Here is a list of practical step you can take to make sure the first day of school goes off smoothly:
1. Get your child back on a normal schedule about a week before school starts. It's natural to let things slide a bit during vacation-heck, that's part of the fun. But if you want your child to be functional during the first few days back, then you'll need to make sure that they go to sleep on time, and wake up on time.
In order to do this as painlessly as possible, try pushing back your child's bedtime to about 15 minutes earlier, every evening for one week. By the second day you can also start pushing back morning wake-ups by about the same amount of time. Your child will be more rested and you will feel less stressed, (hopefully) not having to wake up exhausted kids.
2. Buy everything they need BEFORE school starts. Okay, this one seems obvious, but how many of you have pushed off getting an item from the school supply list, either because didn't have time to buy it, thought it wasn't so important, or had no clue what the teacher really wanted?
Not only is this stressful to children, but unfortunately some teachers get really annoyed at your child because they are not prepared. Do yourself and your child, do whatever it takes, but get everything your child needs, and put it away until school starts. Your child and his teacher will thank you for it.
3. Talk to your child about what the new year will be like. Every child has concerns and fears about what the new year will bring. Sometimes children might not speak directly about how they are feeling, but you might notice your child becomes more hyper, moody, or quiet as the first school day approaches.
Try and find a peaceful venue alone with your child, and try and bring up the subject.Your child may or may not admit to having worries. That's okay; you can still make this a "bonding moment" by sharing some of your best or worst first day of school experiences.
4. Talk to your child about what your expectations are for the year. You probably remember getting this talk from your parents - uggh! But there are ways to present this that are positive, hopeful, and not preachy.
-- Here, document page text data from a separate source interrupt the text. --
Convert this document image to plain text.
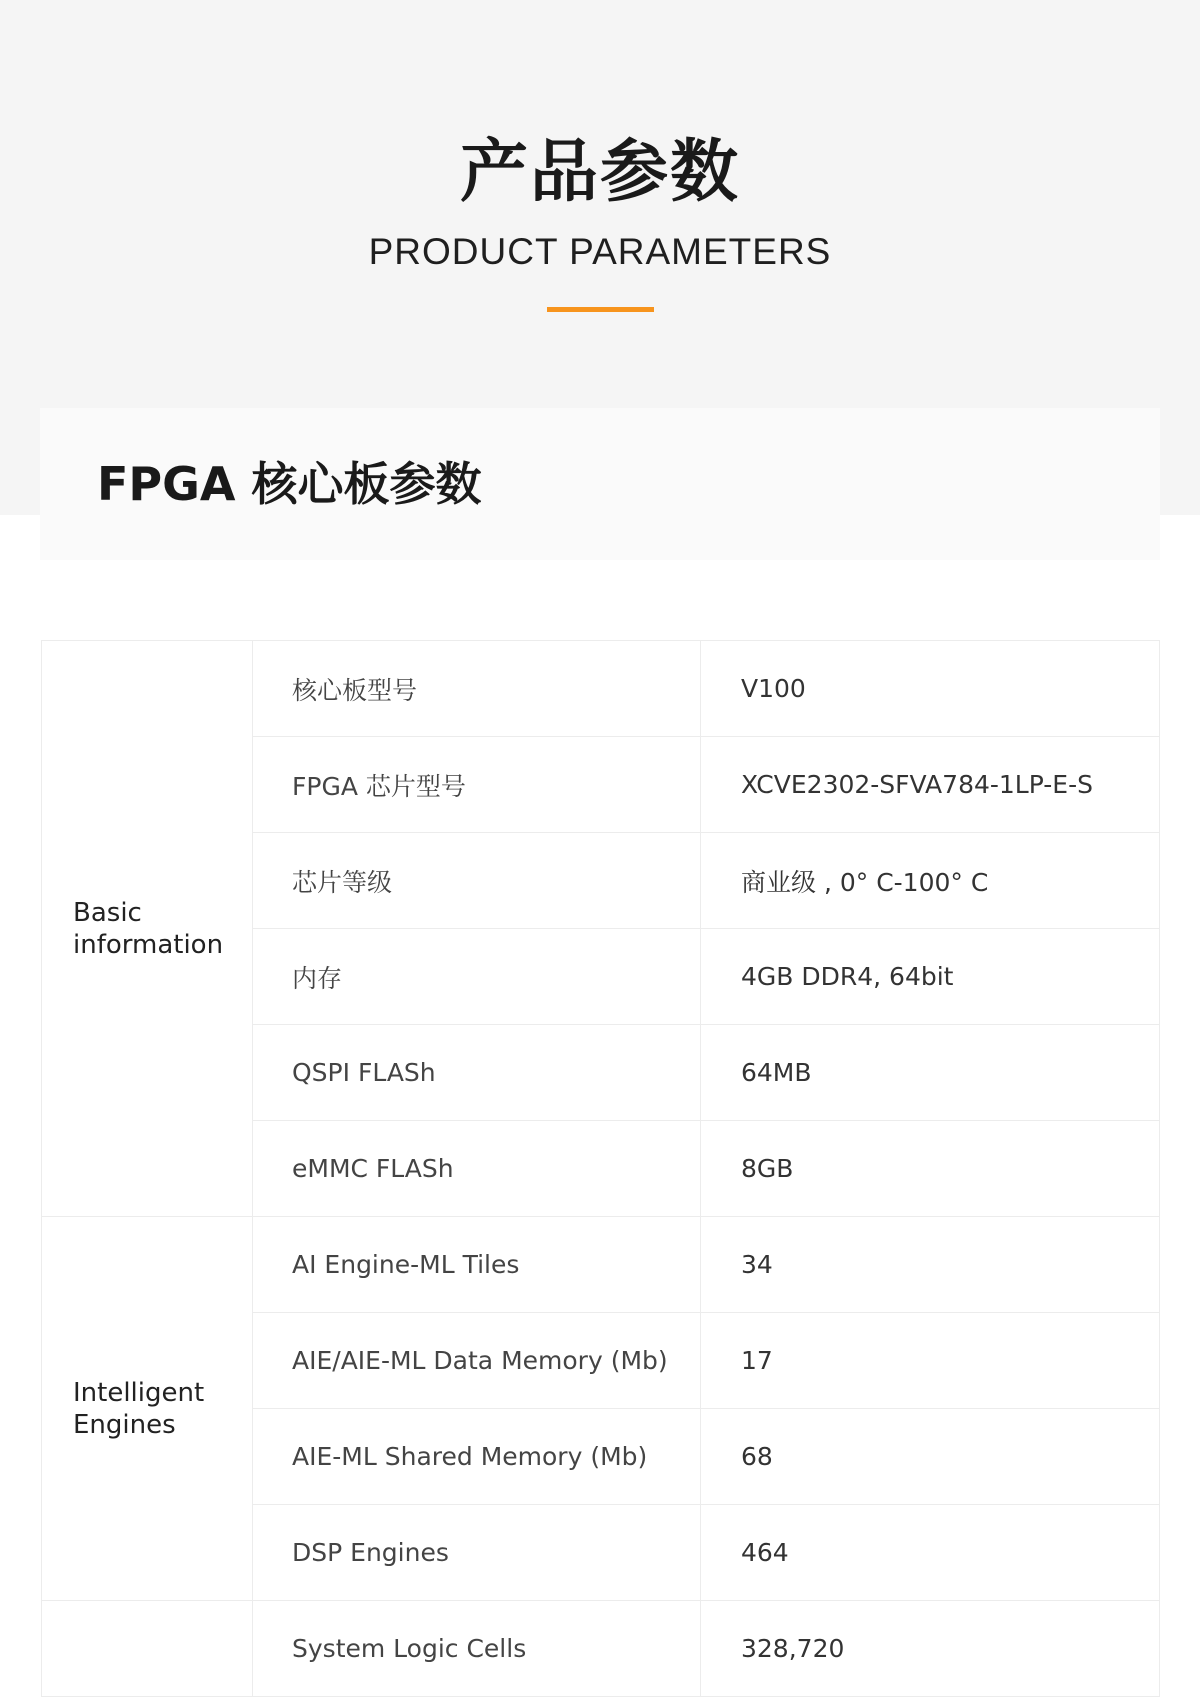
产品参数
PRODUCT PARAMETERS
FPGA 核心板参数
Basic information	核心板型号	V100
	FPGA 芯片型号	XCVE2302-SFVA784-1LP-E-S
	芯片等级	商业级 , 0° C-100° C
	内存	4GB DDR4, 64bit
	QSPI FLASh	64MB
	eMMC FLASh	8GB

Intelligent Engines	AI Engine-ML Tiles	34
	AIE/AIE-ML Data Memory (Mb)	17
	AIE-ML Shared Memory (Mb)	68
	DSP Engines	464

	System Logic Cells	328,720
Why not focus first on specific goals that you know your child wants to work on? For example, if this is the year your daughter gets to try out for the soccer team, you can show your support and interest in this new step. At the same time, you can bring up your expectation that she maintain good grades, and continue to help out at home.
5. Send something small but special with them for the first day. In this case, smaller is better. A short note on a napkin in his lunchbox, a cute drawing on a stick-um on the first page of one of her notebooks; these are easy to do, and a prime example of actions speaking louder than words.